Independent travel businesses remain optimistic about the measures to sustain their businesses while making the long-term preparations that will stand their companies in better stead when business resumes.
Philip Yong, managing director of Borneo Adventures, which specialises in niche multi-day tours in Sarawak, Sabah and Brunei, is focusing on what it can do to sustain its business.
“I’ve been in business for the last 33 years – we suffered a lot during the first Gulf War and through SARS. Over the years, I’ve made it a point to put away some reserves for a rainy day such as this,” he revealed.
He shared that while the company currently “still has some groups”, it has seen business drop with cancellations of two Chinese groups. Groups from Italy and Denmark, which together form about one-third of its overall business, have also taken a hit.
Malaysia has stopped allowing visitors from countries that have been most heavily affected by the virus such as China, Korea, Japan, Iran and Italy, with Denmark the latest to join the list last Thursday.
“We need to sit it out. I [agree with] what’s been said earlier – that it’s a good time to regroup and strategise on things that need to be fixed, because there will be a rebound,” he added.
Uttara Sarkar Crees, who runs an ecotourism company Gyalthang Eco Travel that focuses on tours to the Tibetan city of Shangri-La, shared that “all tours are cancelled up till the end of June and maybe into mid-July”.
“The problem is that our operating season is April to mid-November, so we don’t know what is going to happen from July,” said Ms Crees.

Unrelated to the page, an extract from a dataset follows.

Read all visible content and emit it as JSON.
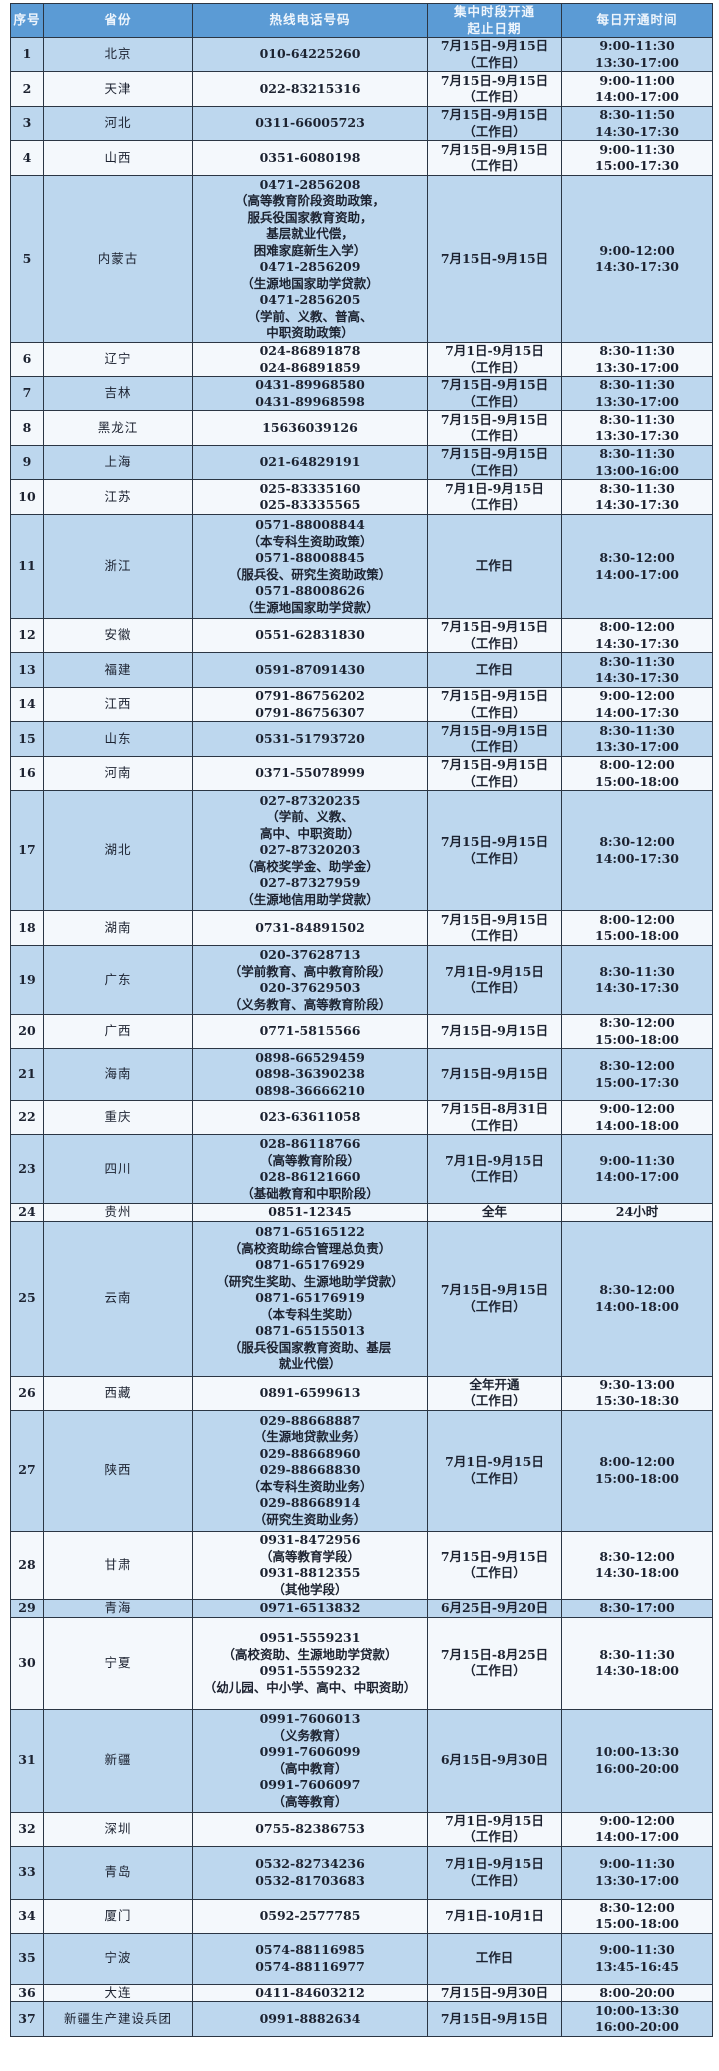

“For us, it’s two areas of concern. What the government has done to shutdown completely to help contain the virus is fantastic. But at the same time, the question is how long they will keep things on lockdown especially in an area like Shangri-La, where there has been no reported cases of the coronavirus,” she explained.
“We can actually handle guests right now, but we don’t know when we’ll be allowed to. It’s not up to us to make the decision. And the other concern is when the guests will start coming back.”

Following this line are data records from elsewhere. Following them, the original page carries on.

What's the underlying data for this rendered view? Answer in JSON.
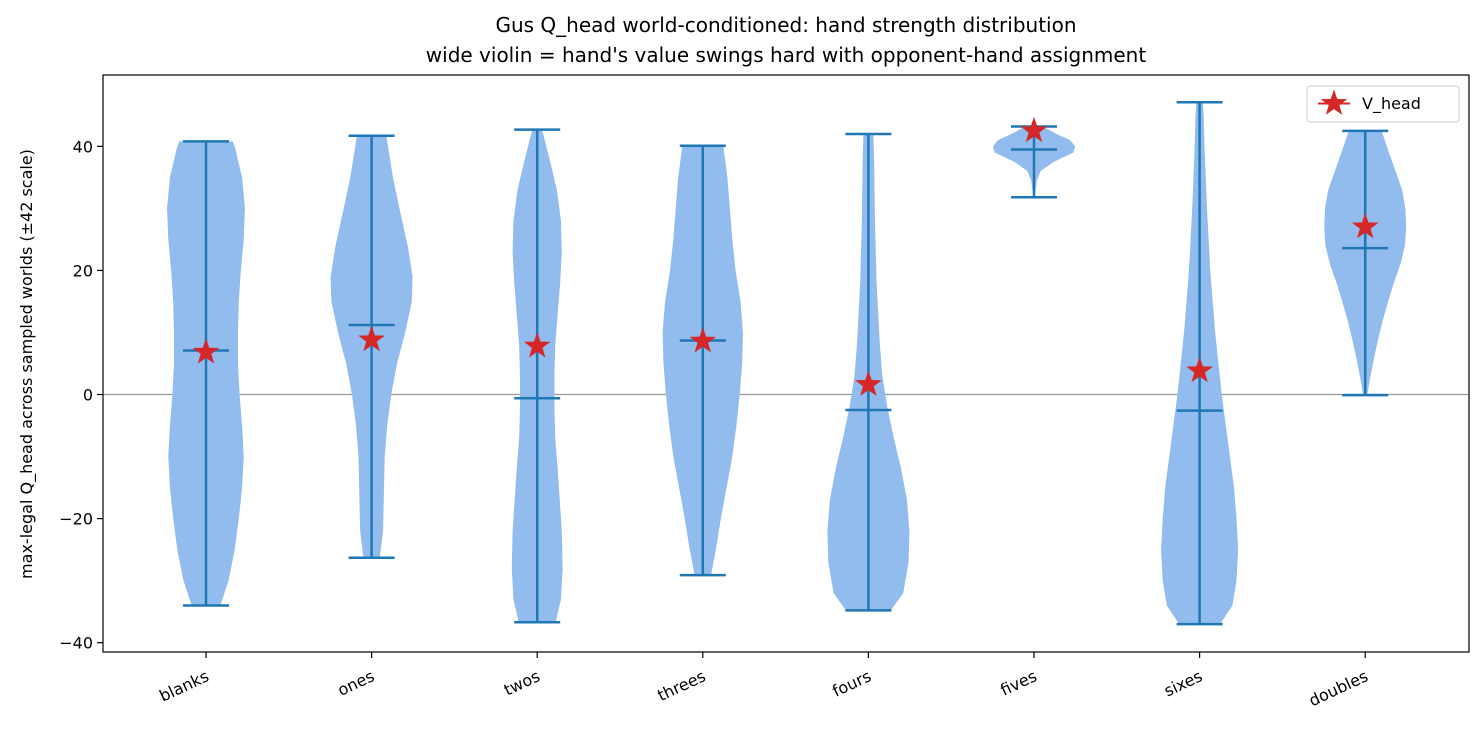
{
  "chart_data": {
    "type": "violin",
    "title": "Gus Q_head world-conditioned: hand strength distribution",
    "subtitle": "wide violin = hand's value swings hard with opponent-hand assignment",
    "ylabel": "max-legal Q_head across sampled worlds (±42 scale)",
    "xlabel": "",
    "ylim": [
      -41.5,
      51.5
    ],
    "yticks": [
      -40,
      -20,
      0,
      20,
      40
    ],
    "grid": false,
    "reference_line": 0,
    "legend": {
      "position": "top-right",
      "label": "V_head"
    },
    "colors": {
      "violin_fill": "#93bcee",
      "whisker": "#1f77b4",
      "marker": "#d62728",
      "reference": "#999999"
    },
    "categories": [
      "blanks",
      "ones",
      "twos",
      "threes",
      "fours",
      "fives",
      "sixes",
      "doubles"
    ],
    "series": [
      {
        "category": "blanks",
        "min": -34,
        "max": 40.8,
        "median": 7.1,
        "v_head": 6.8,
        "density": [
          [
            -34,
            0.35
          ],
          [
            -30,
            0.55
          ],
          [
            -25,
            0.7
          ],
          [
            -20,
            0.8
          ],
          [
            -15,
            0.88
          ],
          [
            -10,
            0.92
          ],
          [
            -5,
            0.88
          ],
          [
            0,
            0.82
          ],
          [
            5,
            0.78
          ],
          [
            10,
            0.78
          ],
          [
            15,
            0.8
          ],
          [
            20,
            0.85
          ],
          [
            25,
            0.92
          ],
          [
            30,
            0.95
          ],
          [
            35,
            0.88
          ],
          [
            40,
            0.7
          ],
          [
            40.8,
            0.65
          ]
        ]
      },
      {
        "category": "ones",
        "min": -26.3,
        "max": 41.7,
        "median": 11.2,
        "v_head": 8.8,
        "density": [
          [
            -26.3,
            0.2
          ],
          [
            -22,
            0.28
          ],
          [
            -16,
            0.3
          ],
          [
            -10,
            0.32
          ],
          [
            -5,
            0.38
          ],
          [
            0,
            0.48
          ],
          [
            5,
            0.62
          ],
          [
            10,
            0.82
          ],
          [
            15,
            0.98
          ],
          [
            19,
            1.0
          ],
          [
            24,
            0.88
          ],
          [
            30,
            0.68
          ],
          [
            35,
            0.52
          ],
          [
            40,
            0.4
          ],
          [
            41.7,
            0.36
          ]
        ]
      },
      {
        "category": "twos",
        "min": -36.7,
        "max": 42.7,
        "median": -0.6,
        "v_head": 7.8,
        "density": [
          [
            -36.7,
            0.45
          ],
          [
            -33,
            0.58
          ],
          [
            -28,
            0.62
          ],
          [
            -22,
            0.6
          ],
          [
            -17,
            0.55
          ],
          [
            -12,
            0.5
          ],
          [
            -7,
            0.44
          ],
          [
            -2,
            0.42
          ],
          [
            3,
            0.42
          ],
          [
            8,
            0.44
          ],
          [
            13,
            0.5
          ],
          [
            18,
            0.56
          ],
          [
            23,
            0.6
          ],
          [
            28,
            0.58
          ],
          [
            33,
            0.48
          ],
          [
            38,
            0.3
          ],
          [
            42.7,
            0.12
          ]
        ]
      },
      {
        "category": "threes",
        "min": -29.1,
        "max": 40.1,
        "median": 8.7,
        "v_head": 8.6,
        "density": [
          [
            -29.1,
            0.2
          ],
          [
            -25,
            0.32
          ],
          [
            -20,
            0.44
          ],
          [
            -15,
            0.58
          ],
          [
            -10,
            0.72
          ],
          [
            -5,
            0.82
          ],
          [
            0,
            0.9
          ],
          [
            5,
            0.96
          ],
          [
            10,
            0.98
          ],
          [
            15,
            0.92
          ],
          [
            20,
            0.8
          ],
          [
            25,
            0.72
          ],
          [
            30,
            0.66
          ],
          [
            35,
            0.6
          ],
          [
            40.1,
            0.5
          ]
        ]
      },
      {
        "category": "fours",
        "min": -34.8,
        "max": 42,
        "median": -2.5,
        "v_head": 1.6,
        "density": [
          [
            -34.8,
            0.55
          ],
          [
            -32,
            0.85
          ],
          [
            -27,
            0.98
          ],
          [
            -22,
            1.0
          ],
          [
            -17,
            0.94
          ],
          [
            -12,
            0.8
          ],
          [
            -7,
            0.62
          ],
          [
            -2,
            0.46
          ],
          [
            3,
            0.34
          ],
          [
            8,
            0.28
          ],
          [
            13,
            0.24
          ],
          [
            18,
            0.2
          ],
          [
            23,
            0.18
          ],
          [
            28,
            0.16
          ],
          [
            33,
            0.15
          ],
          [
            38,
            0.14
          ],
          [
            42,
            0.12
          ]
        ]
      },
      {
        "category": "fives",
        "min": 31.8,
        "max": 43.2,
        "median": 39.5,
        "v_head": 42.5,
        "density": [
          [
            31.8,
            0.02
          ],
          [
            33,
            0.04
          ],
          [
            34.5,
            0.07
          ],
          [
            36,
            0.16
          ],
          [
            37.5,
            0.48
          ],
          [
            39,
            0.96
          ],
          [
            40,
            1.0
          ],
          [
            41,
            0.88
          ],
          [
            42,
            0.55
          ],
          [
            43.2,
            0.22
          ]
        ]
      },
      {
        "category": "sixes",
        "min": -37,
        "max": 47.1,
        "median": -2.6,
        "v_head": 3.8,
        "density": [
          [
            -37,
            0.5
          ],
          [
            -34,
            0.8
          ],
          [
            -30,
            0.9
          ],
          [
            -25,
            0.94
          ],
          [
            -20,
            0.9
          ],
          [
            -15,
            0.84
          ],
          [
            -10,
            0.74
          ],
          [
            -5,
            0.64
          ],
          [
            0,
            0.54
          ],
          [
            5,
            0.46
          ],
          [
            10,
            0.38
          ],
          [
            15,
            0.32
          ],
          [
            20,
            0.26
          ],
          [
            25,
            0.22
          ],
          [
            30,
            0.18
          ],
          [
            35,
            0.15
          ],
          [
            40,
            0.12
          ],
          [
            45,
            0.1
          ],
          [
            47.1,
            0.08
          ]
        ]
      },
      {
        "category": "doubles",
        "min": -0.1,
        "max": 42.5,
        "median": 23.6,
        "v_head": 27,
        "density": [
          [
            -0.1,
            0.05
          ],
          [
            3,
            0.13
          ],
          [
            6,
            0.22
          ],
          [
            9,
            0.32
          ],
          [
            12,
            0.43
          ],
          [
            15,
            0.56
          ],
          [
            18,
            0.7
          ],
          [
            21,
            0.86
          ],
          [
            24,
            0.97
          ],
          [
            27,
            1.0
          ],
          [
            30,
            0.98
          ],
          [
            33,
            0.9
          ],
          [
            36,
            0.74
          ],
          [
            39,
            0.58
          ],
          [
            42.5,
            0.4
          ]
        ]
      }
    ]
  }
}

The company’s main clientele is largely made up of guests from the US, UK, Australia and Europe.
Meanwhile, Ms Crees is determined to bring her company through the situation, with the government helping to ease cash flow for the next two years.
“I think we’ll manage to tide through because our local government has been amazingly on their feet. For tour operators that have received no complaints over the last few years – our record is 16 years or so – the government will give us back 80% of our security reserves, which is usually untouchable, in a holding account and we can use it as needed till 2022.”
For Mr Yong, business was brisk before the crisis. In January, the company was up year-on-year by almost 20% and expecting a good year. With bookings in February beginning to come down, it was “off by 15% overall for the first two months this year”.
“Overall, we will be lucky if we’re only down by 30% but it could be as serious as 50- to 60%. I think we might be able to expect a rebound next year onwards. We’re hoping everything will fizzle out by May or June but I think that’s wishful thinking and is going to take a bit longer than we expect.
“But as I’ve said before, we will survive,” Mr Yong concluded with determination.